Learning not to be First: The Life of Christina Rossetti by Kathleen Jones - review by Michael Thorn

Michael Thorn

Pierce Me, Probe Me

Learning not to be First: The Life of Christina Rossetti

By

Windrush Press 252pp £16.99
 

If you are male, and attracted to the quiet and reticent representatives of the opposite sex, it is difficult to read Christina Rossetti – as it is Emily Dickinson, the poet with whom she is most often compared– without falling in love with her. F L Lucas, writing about her in 1940, claimed that ‘this Mariana of Albany Street was born to have been one of the great lovers of history’– but she never met her gladiator. With her centenary approaching in 1994, it is time she did, in the form of a gladiatorial biography.

Learning Not To Be First, by Kathleen Jones, has many admirable qualities – moderation, decency, clarity of expression – but its imagined audience seems to consist of members of a parish young wives’ group or adult education class (conscientious folk with a detached and rather generalised interest in literature) rather than those of us who are in love with Christina, as well as with her poems.

There is much that is unlovable in Christina Rossetti’s verse. To read even a selected edition of her poems from cover to cover in a single sitting is a most dreary experience, so oppressive is the imagery of ‘withering’ , ‘fading’, ‘winter’ and ‘frost’. The much anthologised ‘Up-Hill’ has been called a horror poem, more creepy that anything by Edgar Allan Poe.
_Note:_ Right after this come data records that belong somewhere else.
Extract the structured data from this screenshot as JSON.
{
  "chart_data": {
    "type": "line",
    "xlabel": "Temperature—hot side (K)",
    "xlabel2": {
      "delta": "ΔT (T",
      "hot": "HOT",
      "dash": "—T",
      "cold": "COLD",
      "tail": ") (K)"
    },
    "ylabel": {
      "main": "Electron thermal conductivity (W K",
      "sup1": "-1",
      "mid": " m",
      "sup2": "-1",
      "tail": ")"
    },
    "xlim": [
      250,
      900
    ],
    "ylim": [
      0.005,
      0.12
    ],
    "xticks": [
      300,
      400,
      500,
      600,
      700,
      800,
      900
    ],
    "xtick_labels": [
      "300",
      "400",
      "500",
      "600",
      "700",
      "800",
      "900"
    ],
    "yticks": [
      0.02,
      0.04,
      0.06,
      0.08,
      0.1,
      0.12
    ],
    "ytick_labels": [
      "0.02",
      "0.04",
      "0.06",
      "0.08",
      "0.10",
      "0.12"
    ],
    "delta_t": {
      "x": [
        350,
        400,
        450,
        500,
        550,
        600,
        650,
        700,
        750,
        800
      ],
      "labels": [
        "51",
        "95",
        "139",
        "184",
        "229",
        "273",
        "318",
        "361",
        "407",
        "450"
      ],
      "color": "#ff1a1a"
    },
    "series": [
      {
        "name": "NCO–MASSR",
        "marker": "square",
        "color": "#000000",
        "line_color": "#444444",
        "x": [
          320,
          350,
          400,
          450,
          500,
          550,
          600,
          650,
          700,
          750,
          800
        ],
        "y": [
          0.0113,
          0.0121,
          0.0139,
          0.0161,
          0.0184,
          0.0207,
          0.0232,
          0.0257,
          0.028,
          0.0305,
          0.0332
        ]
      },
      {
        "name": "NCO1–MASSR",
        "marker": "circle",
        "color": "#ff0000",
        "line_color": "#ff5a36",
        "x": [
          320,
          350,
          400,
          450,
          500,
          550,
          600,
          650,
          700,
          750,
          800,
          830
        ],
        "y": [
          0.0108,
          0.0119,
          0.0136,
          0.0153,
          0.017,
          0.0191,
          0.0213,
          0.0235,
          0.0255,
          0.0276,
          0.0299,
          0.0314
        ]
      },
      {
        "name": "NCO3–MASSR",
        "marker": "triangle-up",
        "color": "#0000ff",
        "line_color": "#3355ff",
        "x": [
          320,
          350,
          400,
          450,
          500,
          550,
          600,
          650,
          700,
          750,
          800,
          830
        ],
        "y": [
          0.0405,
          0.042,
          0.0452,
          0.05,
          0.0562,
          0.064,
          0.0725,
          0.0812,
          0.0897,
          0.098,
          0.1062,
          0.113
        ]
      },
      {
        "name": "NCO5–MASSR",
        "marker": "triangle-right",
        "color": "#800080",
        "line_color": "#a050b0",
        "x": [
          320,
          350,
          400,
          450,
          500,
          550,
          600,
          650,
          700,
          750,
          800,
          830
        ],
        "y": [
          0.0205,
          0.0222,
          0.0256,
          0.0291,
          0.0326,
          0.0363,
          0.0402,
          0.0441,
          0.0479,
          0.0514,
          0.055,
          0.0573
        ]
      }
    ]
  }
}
And the ‘slow, dim, clay-cold verses of her religious life’ (Edith Sitwell) are enough to dampen the zeal of the most ardent gladiator.

She was born in 1830, the youngest of four children. Her father was a political refugee from Italy, who had come to England in 1824 and earned his living as a professor of Italian at King’s College, London. As a child Christina was volatile – her nickname was vivace – and in one incident she slashed her own arm with a pair of scissors. The four brothers and sisters were great card-players and each adopted a suit characteristic of their childish temperament. Christina’s suit was diamonds.

Something happened to this sparkling, volatile nature in adolescence. She grew grave and sickly. One of the doctors who treated her at this time noted a tendency to hysteria and there were hints of the onset of religious mania. Although Jones cites a quotation from Edmund Gosse comparing the influence of Christina’s older sister, Maria, with that of Newton upon Cowper – the oppressive influence of a hard, convinced mind over a soft and fanciful one – she does not probe or elaborate. But Gosse’s proposition is far more interesting than her own attempt to explain Christina’s ill health in terms of the sexual politics of the Victorian family, an argument which is anyway rather undermined by the eccentricity and liberality of the Rossettis’ upbringing.

Whatever Maria’s influence upon her, Christina clearly played second or third fiddle, in different ways, to her two brothers, the agnostic, workaholic William and the bohemian Dante Gabriel. It is impossible to extricate her life from theirs, and it is arguable that it is silly to try. Stanley Weintraub published a family biography entitled Four Rossettis in 1978, and the biographical picture of Christina given there is every bit as vivid as in this new treatment.

The single focus of Jones’s book does allow more room for an analysis of the poems. This she does well, in terms of elaborating her title – Learning Not To Be First – and showing that the primary key to interpreting Christina’s life is an understanding of Christian forbearance. However, this approach to her life is convincing only after a certain point – namely, the onset of Graves’ disease at the age of forty, the consequent disfigurement of her facial features and the realisation that her gladiator had waited too long.

One of the ironies of Christina’s life is that the big mystery confronting a biographer is whether she was a two-man or a three-man woman. Her engagements to first Collinson and then Cayley are well-documented but in the Sixties enormous excitement was generated by L M Packer when her comprehensive biography dared to suggest that Christina had been involved with a married man, William B Scott, and that this had been the great love of her life. Can Scott have been her gladiator, her ‘strong man from the north/Light-locked, with eyes of dangerous grey’? Jones dismisses the suggestion (as have most subsequent commentators) but without a fair and adequate assessment of Packer’s case.

Ten years ago a biography of similar length and scope, written by Georgina Battiscombe, found room to explain as well as dismiss the case of the third man. It also had more to say about the fascinating outpouring of erotic poems during Christina’s prime. Poems like ‘Goblin Market’ and ‘My Dream’ invite spurious and stupid comment. The first of these was once dubbed the ‘all-time hard-core pornographic classic for tinytots’ by (imagine the cheek of it) Playboy. And its appeal to ‘lovers’ of Christina has been explained by Maureen Duffy in terms of ‘the heterosexual male desire to see blue films about lesbians’. Such excesses ought to provide good fuel for the lively biographer, but the focus of Kathleen Jones’s book is always external, not internal – always on sexual politics, not on the sexual imagination. And still the poet says:

You scratch my surface with your pin,
You strike me smooth with hushing breath:-
Nay pierce, nay probe, nay dig within;
Probe my quick core and sound my depth.